A freedom of information request that nobody should have needed to file found that 81 per cent of the assessors for Innovate UK's Women in Innovation programme were male. Not a percentage from an anonymous third-party study. The publicly funded body specifically designed to support female founders was using panels that were four-fifths male to evaluate their applications.
The data underneath is equally stark. In the programme's most recent cycle, Innovate UK received 1,452 applications. More than half scored above 70 per cent on the body's own criteria. It funded 25 of them and left £2 million of its budget unspent.
This is the kind of structural number that The Rise Report 2026 refuses to let pass quietly.
The report, published earlier this year, surveyed 2,225 female founders across the UK who between them turn over £1 billion annually and employ 9,300 people. It is the most comprehensive portrait of female entrepreneurship in Britain published in 2026, and its opening chapters make for uncomfortable reading for anyone who works inside a publicly funded innovation system.
But The Rise Report does not stop at the problem. That is why it is worth reading closely now, because the structural responses to exactly this kind of data are beginning to accumulate.
What Is Changing
In March 2026, the Women Backing Women fund closed its first tranche at £130 million. The fund is structured as a fund of funds, investing in female-led venture funds rather than directly into companies. The multiplier effect is deliberate: more female fund managers means more capital evaluated through lenses the existing system demonstrably lacks. The first close was anchored by Barclays, the British Business Bank, M&G and Nationwide. The fund targets £250 million at final close.
The fund is led by Fatou Diagne and Stephanie Heller of Bootstrap Europe, alongside Matthias Ummenhofer of Mojo Capital. These are not diversity initiatives staffed by committees. They are fund managers with investment track records and an explicit mandate to back female-led funds that will back female-led companies.
This is a direct structural response to what The Rise Report documents. Not a workaround but an intervention at the allocation layer:
if the people deploying capital are more diverse, the founders receiving capital become more likely to be as well.
The Data Architecture Is Improving
Separately, a coalition of UK startups and venture capital firms has launched a shared framework to track diversity data across the industry.
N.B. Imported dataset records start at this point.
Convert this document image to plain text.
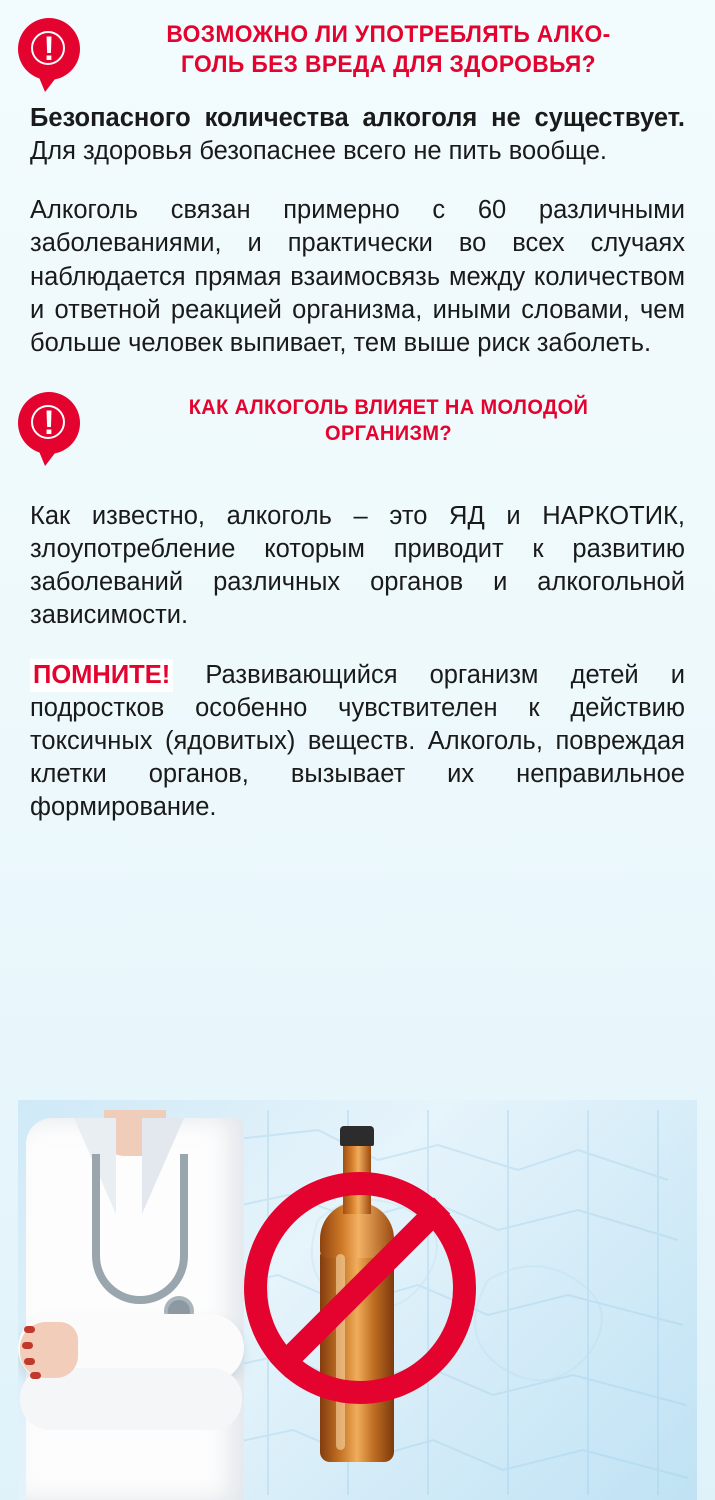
!	ВОЗМОЖНО ЛИ УПОТРЕБЛЯТЬ АЛКО-
ГОЛЬ БЕЗ ВРЕДА ДЛЯ ЗДОРОВЬЯ?

Безопасного количества алкоголя не существует. Для здоровья безопаснее всего не пить вообще.

Алкоголь связан примерно с 60 различными заболеваниями, и практически во всех случаях наблюдается прямая взаимосвязь между количеством и ответной реакцией организма, иными словами, чем больше человек выпивает, тем выше риск заболеть.

!	КАК АЛКОГОЛЬ ВЛИЯЕТ НА МОЛОДОЙ
ОРГАНИЗМ?

Как известно, алкоголь – это ЯД и НАРКОТИК, злоупотребление которым приводит к развитию заболеваний различных органов и алкогольной зависимости.

ПОМНИТЕ! Развивающийся организм детей и подростков особенно чувствителен к действию токсичных (ядовитых) веществ. Алкоголь, повреждая клетки органов, вызывает их неправильное формирование.
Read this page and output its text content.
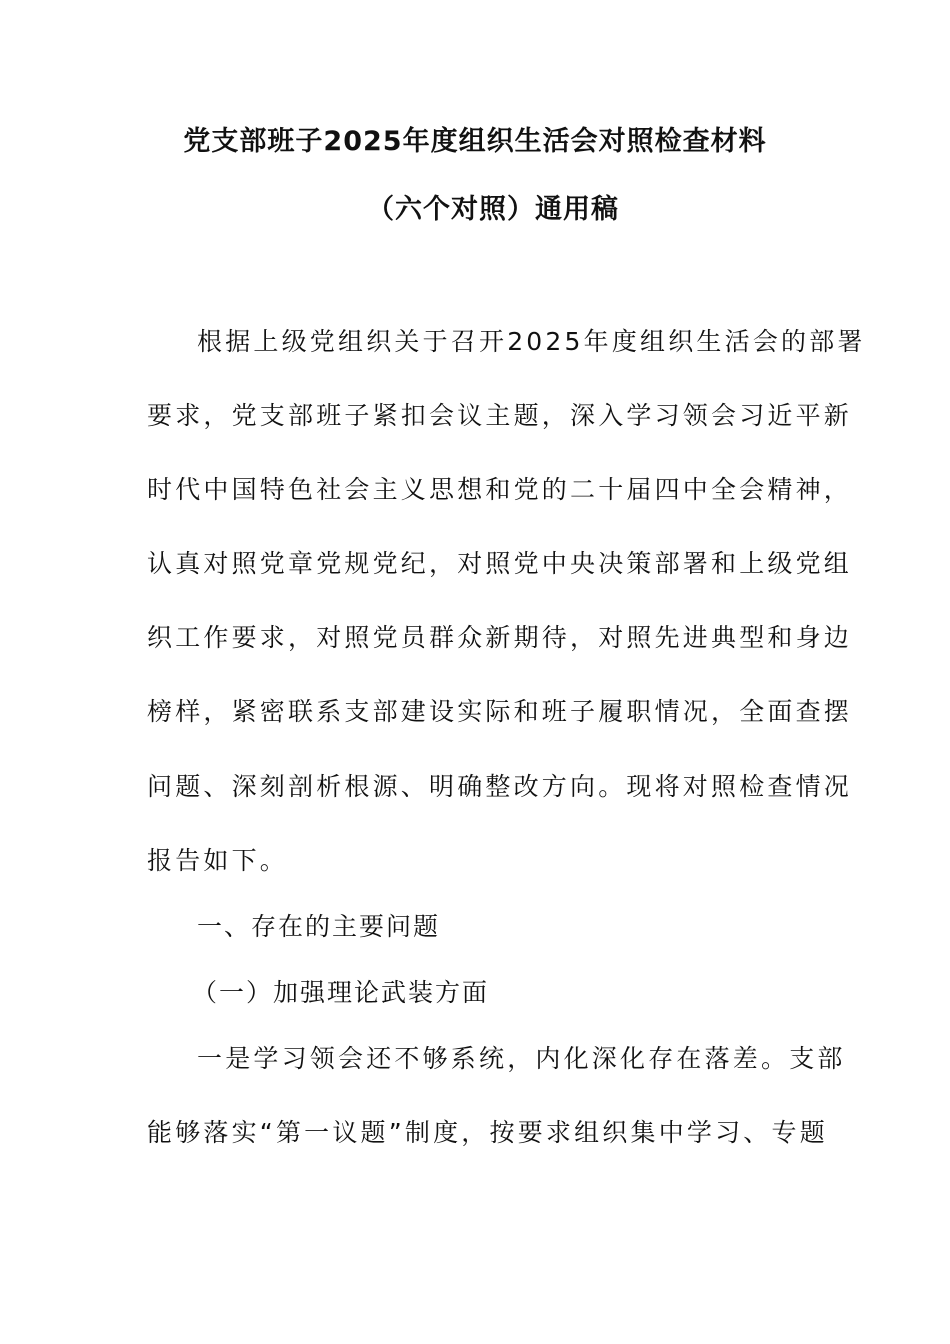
党支部班子2025年度组织生活会对照检查材料
（六个对照）通用稿
根据上级党组织关于召开2025年度组织生活会的部署
要求，党支部班子紧扣会议主题，深入学习领会习近平新
时代中国特色社会主义思想和党的二十届四中全会精神，
认真对照党章党规党纪，对照党中央决策部署和上级党组
织工作要求，对照党员群众新期待，对照先进典型和身边
榜样，紧密联系支部建设实际和班子履职情况，全面查摆
问题、深刻剖析根源、明确整改方向。现将对照检查情况
报告如下。
一、存在的主要问题
（一）加强理论武装方面
一是学习领会还不够系统，内化深化存在落差。支部
能够落实“第一议题”制度，按要求组织集中学习、专题
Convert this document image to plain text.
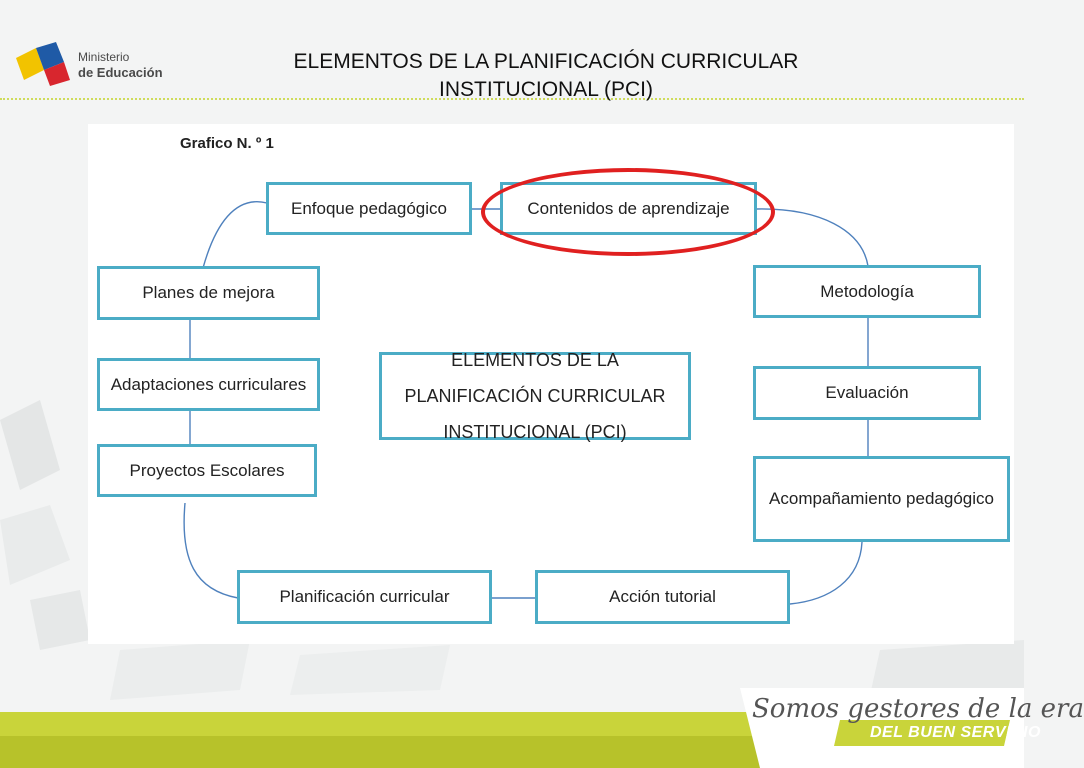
Ministerio
de Educación	ELEMENTOS DE LA PLANIFICACIÓN CURRICULAR INSTITUCIONAL (PCI)
Grafico N. º 1
Enfoque pedagógico	Contenidos de aprendizaje
Planes de mejora	Metodología
Adaptaciones curriculares
ELEMENTOS DE LA PLANIFICACIÓN CURRICULAR INSTITUCIONAL (PCI)
Evaluación
Proyectos Escolares
Acompañamiento pedagógico
Planificación curricular	Acción tutorial
Somos gestores de la era
DEL BUEN SERVICIO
The UK Diversity Data Alliance, reported by Sifted, is designed to gather standardised information about founders and investors, making it possible to track whether the capital allocation patterns documented in The Rise Report are actually changing over time.
This matters because the problem with diversity in venture capital has historically been resistant to accountability as much as to change. The data exists in fragments across different methodologies and different institutions. A shared framework changes that. It makes underperformance visible at the sector level, and visible underperformance is actionable in a way that anecdote is not.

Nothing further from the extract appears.